И тут что-то грохнуло внизу в громадном камине, и из него выскочила виселица с болтающимся на ней полурассыпавшимся прахом. Этот прах сорвался с веревки, ударился об пол, и из него выскочил черноволосый красавец во фраке и в лакированных туфлях. Следом из камина вылетел полуистлевший гроб, крышка его отскочила, и из него вывалился другой прах. Красавец галантно подскочил к нему и подал руку калачиком, второй прах сложился в нагую вертлявую женщину в черных туфельках и с черными перьями на голове, и оба заспешили вверх по лестнице.

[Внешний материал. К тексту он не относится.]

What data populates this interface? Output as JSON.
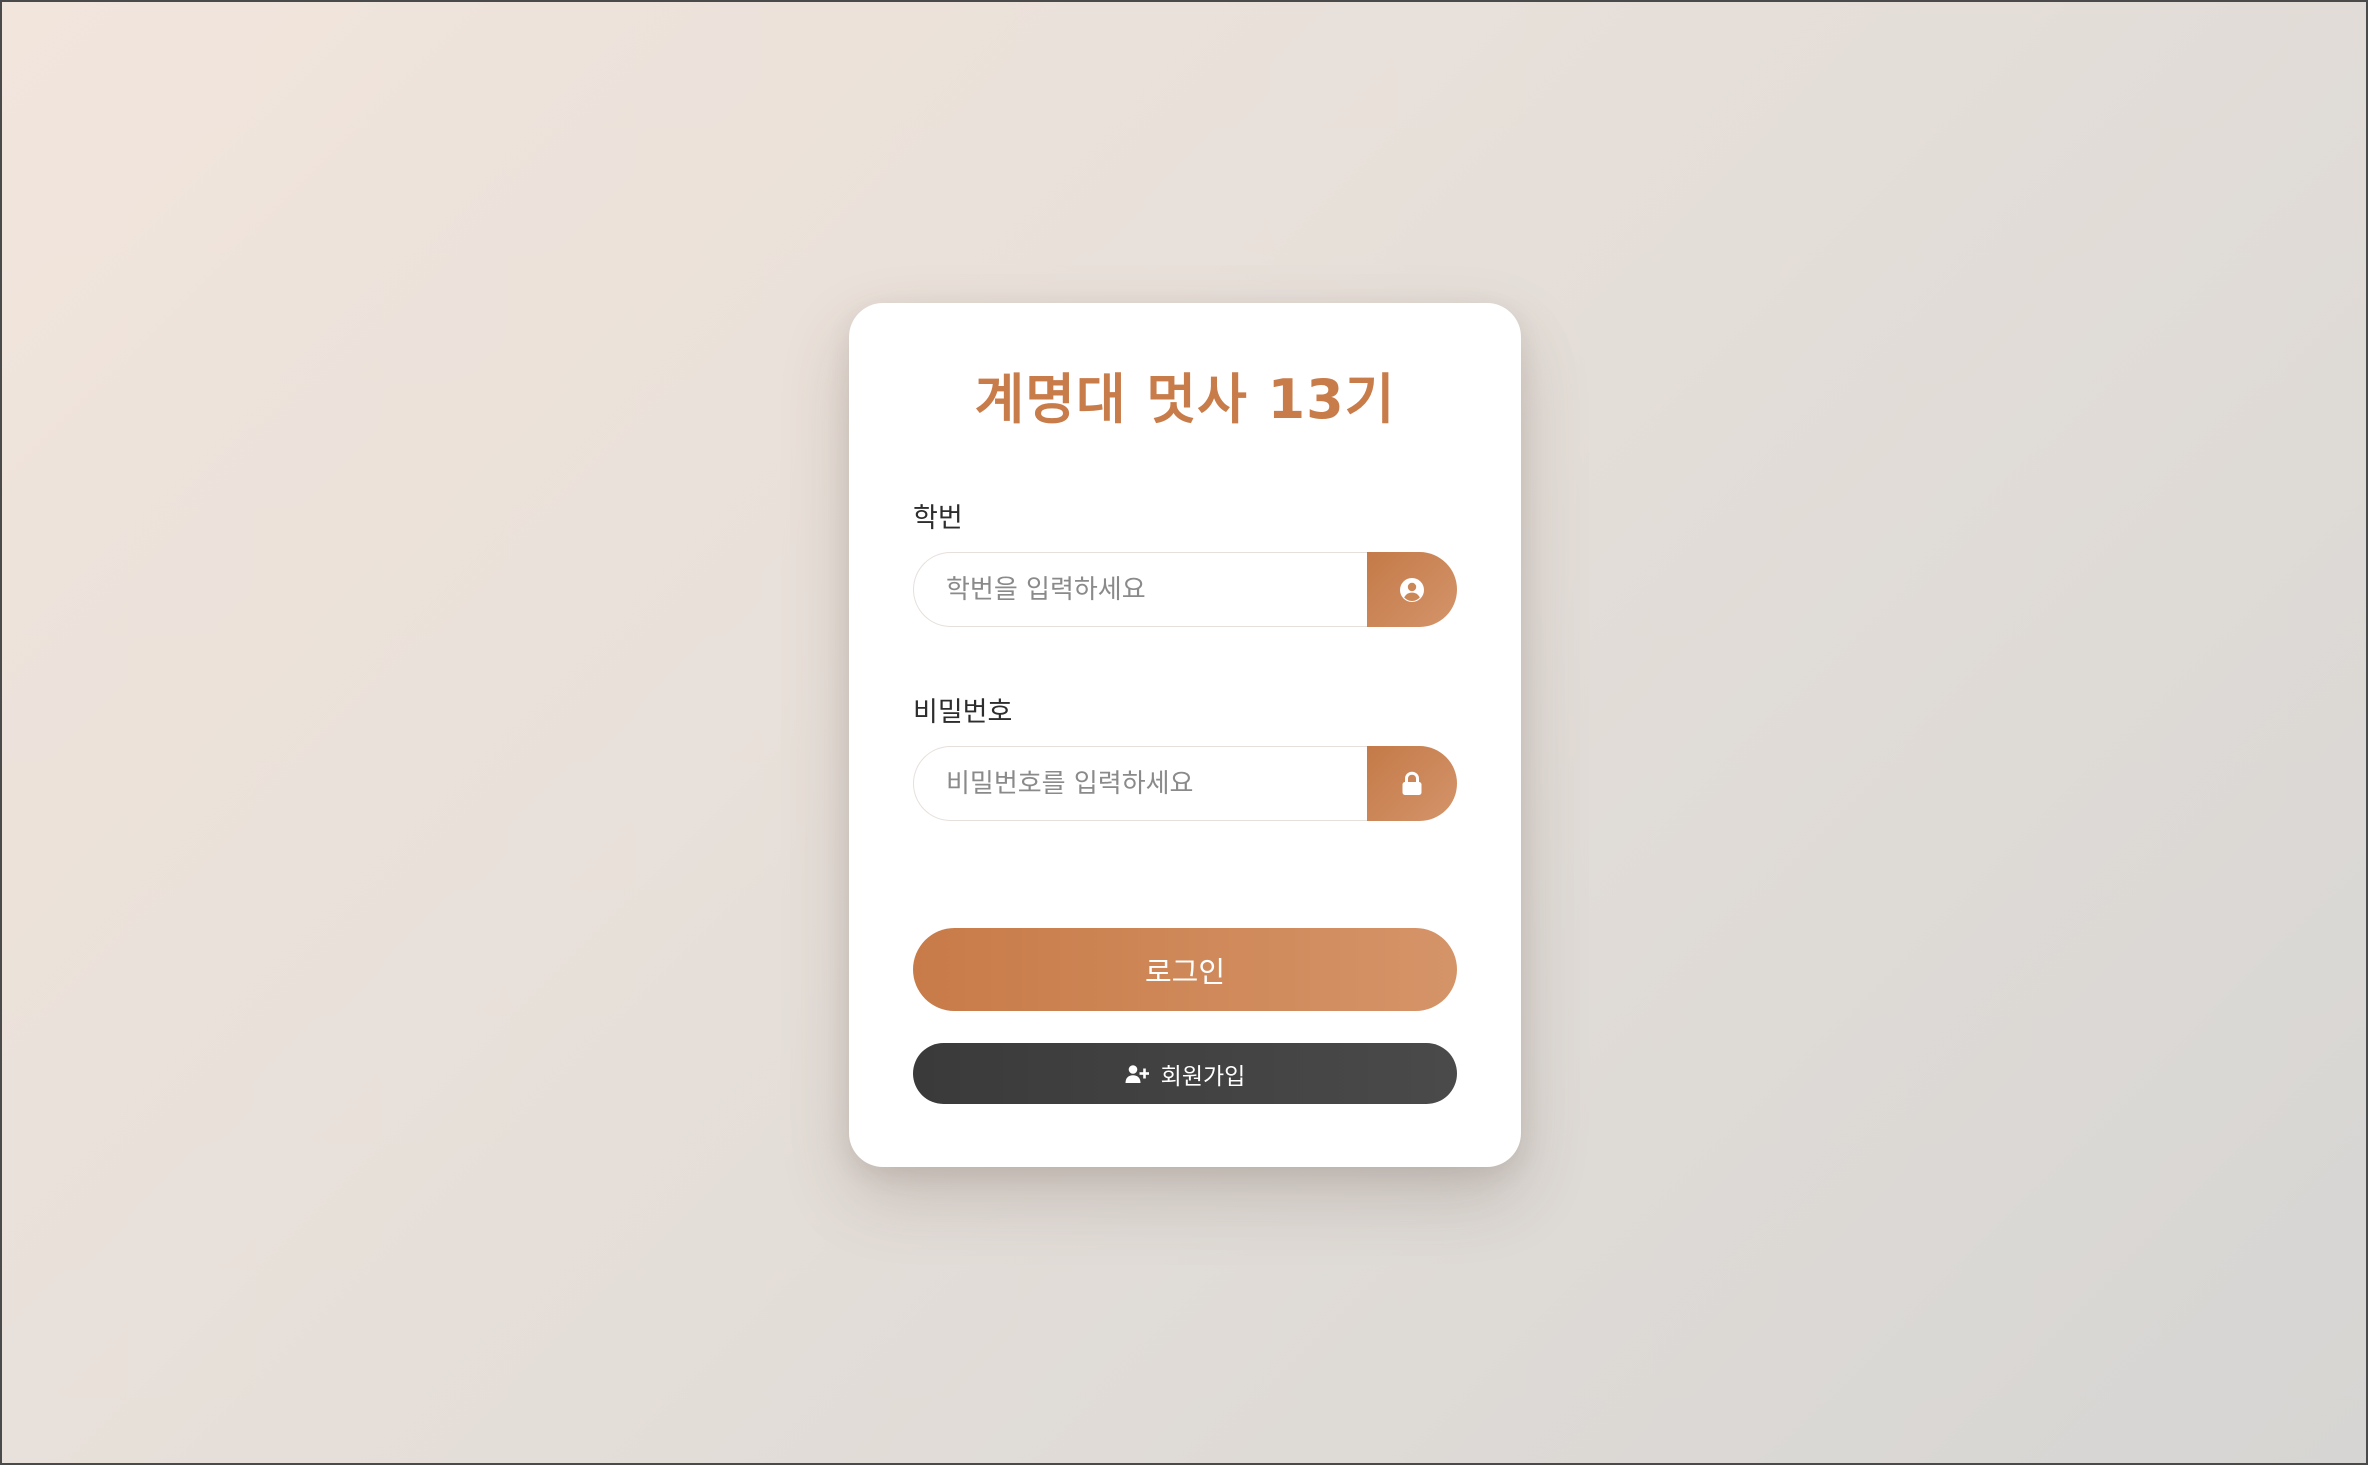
{
  "login_card": {
    "title": "계명대 멋사 13기",
    "student_id": {
      "label": "학번",
      "placeholder": "학번을 입력하세요",
      "value": "",
      "icon": "user-circle-icon"
    },
    "password": {
      "label": "비밀번호",
      "placeholder": "비밀번호를 입력하세요",
      "value": "",
      "icon": "lock-icon"
    },
    "login_button": "로그인",
    "signup_button": {
      "label": "회원가입",
      "icon": "user-plus-icon"
    }
  },
  "colors": {
    "accent": "#c87c4a",
    "accent_light": "#d4946a",
    "dark_button": "#3d3d3d",
    "card_background": "#ffffff"
  }
}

– Первые! – воскликнул Коровьев, – господин Жак с супругой. Рекомендую вам, королева! Убежденный фальшивомонетчик, но очень недурной алхимик. Прославился тем, – шепнул на ухо Маргарите Коровьев, – что отравил королевскую любовницу. Посмотрите, как красив!

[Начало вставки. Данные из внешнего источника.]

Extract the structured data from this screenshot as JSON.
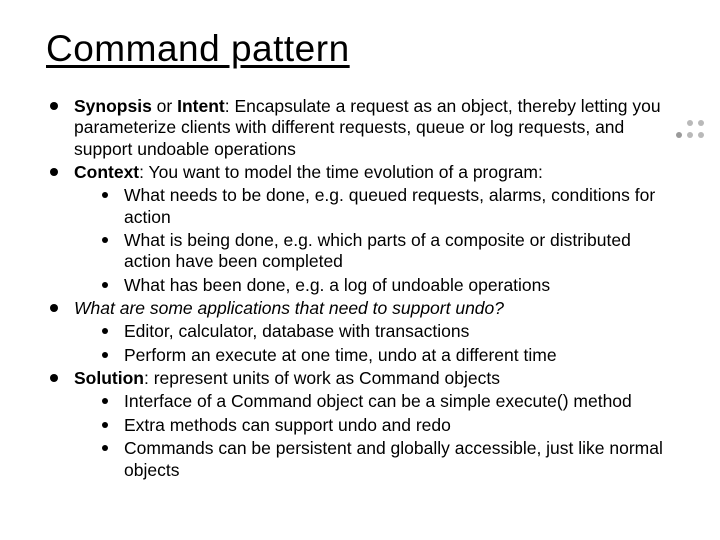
{
  "title": "Command pattern",
  "b1": {
    "lead": "Synopsis",
    "mid": " or ",
    "lead2": "Intent",
    "rest": ": Encapsulate a request as an object, thereby letting you parameterize clients with different requests, queue or log requests, and support undoable operations"
  },
  "b2": {
    "lead": "Context",
    "rest": ": You want to model the time evolution of a program:",
    "s1": "What needs to be done, e.g. queued requests, alarms, conditions for action",
    "s2": "What is being done, e.g. which parts of a composite or distributed action have been completed",
    "s3": "What has been done, e.g. a log of undoable operations"
  },
  "b3": {
    "q": "What are some applications that need to support undo?",
    "s1": "Editor, calculator, database with transactions",
    "s2": "Perform an execute at one time, undo at a different time"
  },
  "b4": {
    "lead": "Solution",
    "rest": ": represent units of work as Command objects",
    "s1": "Interface of a Command object can be a simple execute() method",
    "s2": "Extra methods can support undo and redo",
    "s3": "Commands can be persistent and globally accessible, just like normal objects"
  }
}
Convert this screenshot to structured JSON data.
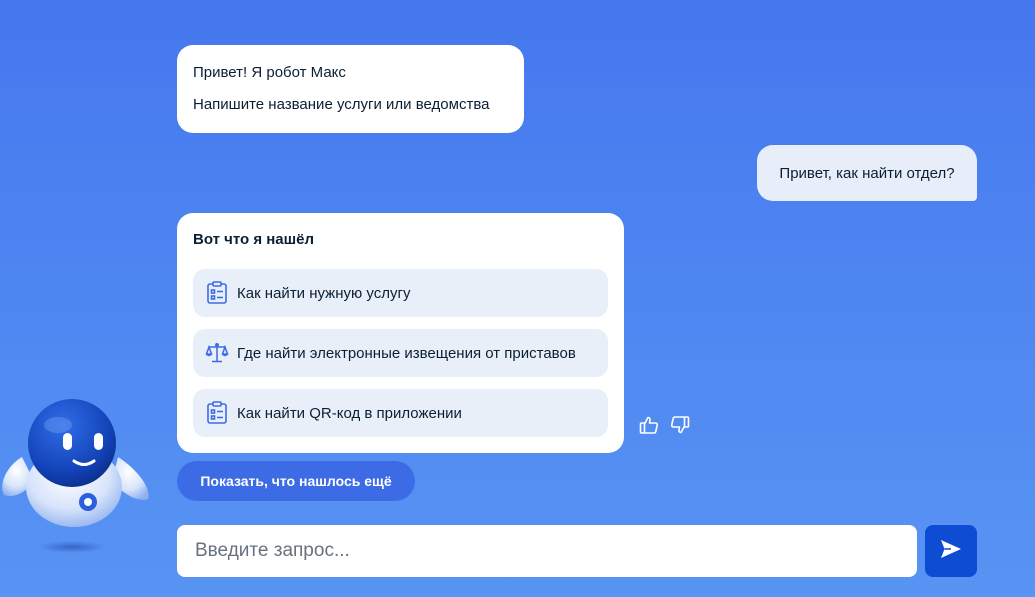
{
  "chat": {
    "bot_greeting": {
      "line1": "Привет! Я робот Макс",
      "line2": "Напишите название услуги или ведомства"
    },
    "user_message": "Привет, как найти отдел?",
    "bot_results": {
      "title": "Вот что я нашёл",
      "items": [
        {
          "label": "Как найти нужную услугу",
          "icon": "clipboard-list-icon"
        },
        {
          "label": "Где найти электронные извещения от приставов",
          "icon": "scales-icon"
        },
        {
          "label": "Как найти QR-код в приложении",
          "icon": "clipboard-list-icon"
        }
      ]
    },
    "feedback": {
      "like_icon": "thumbs-up-icon",
      "dislike_icon": "thumbs-down-icon"
    },
    "show_more_label": "Показать, что нашлось ещё"
  },
  "composer": {
    "placeholder": "Введите запрос...",
    "value": "",
    "send_icon": "send-arrow-icon"
  },
  "assistant": {
    "avatar": "robot-max-avatar"
  },
  "colors": {
    "background_top": "#4577ee",
    "background_bottom": "#5894f3",
    "accent": "#0d4cd3",
    "result_item_bg": "#e9eff9",
    "user_bubble_bg": "#e8eef9",
    "show_more_bg": "#3d6be6"
  }
}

Побледневшая Маргарита, раскрыв рот, глядела вниз и видела, как тают, и испаряются виселица и гроб.
– Я в восхищении, – заорал прямо в лицо поднявшемуся по лестнице господину Жаку кот.
В это время внизу из камина появился безголовый, с оторванною рукою скелет и превратился в мужчину во фраке.
Супруга господина Жака уже становилась перед Маргаритою на одно колено и, бледная от волнения, целовала колено Маргариты.
– Королева, – бормотала супруга господина Жака.
– Королева в восхищении, – кричал Коровьев.
– Королева... – тихо сказал красавец, господин Жак.
– Мы в восхищении, – завывал кот.
По лестнице поднимался вверх бегом одинокий фрачник.
– Граф Роберт, – шепнул Маргарите Коровьев, – по-прежнему интересен. Обратите внимание, как смешно, королева – обратный случай: этот был любовником королевы и отравил свою жену.
– Мы рады, граф, – вскричал Бегемот.
Из камина подряд, один за другим, вывалились, лопаясь и распадаясь, три гроба. Затем кто-то в черной мантии, которого следующий выбежавший из черной пасти ударил в спину ножом. Внизу послышался сдавленный крик. Из камина выбежал почти совсем разложившийся труп. Маргарита зажмурилась, и чья-то рука поднесла к ее носу флакон с белой солью. Лестница стала заполняться. Теперь уже на каждой ступеньке оказались, издали казавшиеся совершенно одинаковыми, фрачники и нагие женщины с ними, отличавшиеся друг от друга только цветом перьев на головах и туфель.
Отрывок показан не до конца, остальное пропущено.